Other DV stuff is encoded purely in a DolbyVision video format using ICtCp representation and PQ instead of YCbCr/YUV - though still encoded in 10-bit HEVC/h.265. When these are replayed by non-Dolby Vision licensed devices they replay with magenta/green colours instead of normal colours, because they are interpreted as YCbCr when they aren't. This format is widely used for streaming platforms - where the streaming player can request a specific encode that it can play (rather than a single encode needing to be playable by multiple devices).
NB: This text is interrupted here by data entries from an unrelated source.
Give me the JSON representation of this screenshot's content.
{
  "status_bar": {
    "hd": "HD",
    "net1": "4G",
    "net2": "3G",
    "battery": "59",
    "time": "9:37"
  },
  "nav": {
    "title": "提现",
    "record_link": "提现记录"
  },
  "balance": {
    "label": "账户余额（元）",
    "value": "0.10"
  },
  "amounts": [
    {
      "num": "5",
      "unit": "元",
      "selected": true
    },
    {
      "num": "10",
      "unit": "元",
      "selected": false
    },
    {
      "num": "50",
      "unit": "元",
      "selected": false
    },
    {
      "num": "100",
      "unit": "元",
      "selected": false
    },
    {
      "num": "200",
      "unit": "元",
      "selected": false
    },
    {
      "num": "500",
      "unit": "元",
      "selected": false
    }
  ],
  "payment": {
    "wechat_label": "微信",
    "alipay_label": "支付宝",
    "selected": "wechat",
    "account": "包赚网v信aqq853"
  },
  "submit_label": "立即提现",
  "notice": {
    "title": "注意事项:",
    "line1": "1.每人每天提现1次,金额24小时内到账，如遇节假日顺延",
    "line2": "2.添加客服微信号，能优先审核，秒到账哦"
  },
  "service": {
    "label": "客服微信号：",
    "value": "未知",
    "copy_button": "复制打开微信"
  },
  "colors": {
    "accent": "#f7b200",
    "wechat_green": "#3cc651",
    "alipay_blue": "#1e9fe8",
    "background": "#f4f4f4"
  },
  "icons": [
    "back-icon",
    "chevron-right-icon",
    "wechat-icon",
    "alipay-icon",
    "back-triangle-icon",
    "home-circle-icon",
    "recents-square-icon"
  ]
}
The CoreElec DV implementation can play these OK, few other devices can.
Is there an easy way (e.g. using mediainfo, what is the relevant string to look for) to see which case a video is in?
Do you believe the first case here can be decoded and displayed correctly, purely by outputting the untouched YCbCr data from decoder and the appropriate metadata? I believe the second case requires per-pixel processing which is likely infeasible at 4k without dedicated hardware or a very high performance gpu.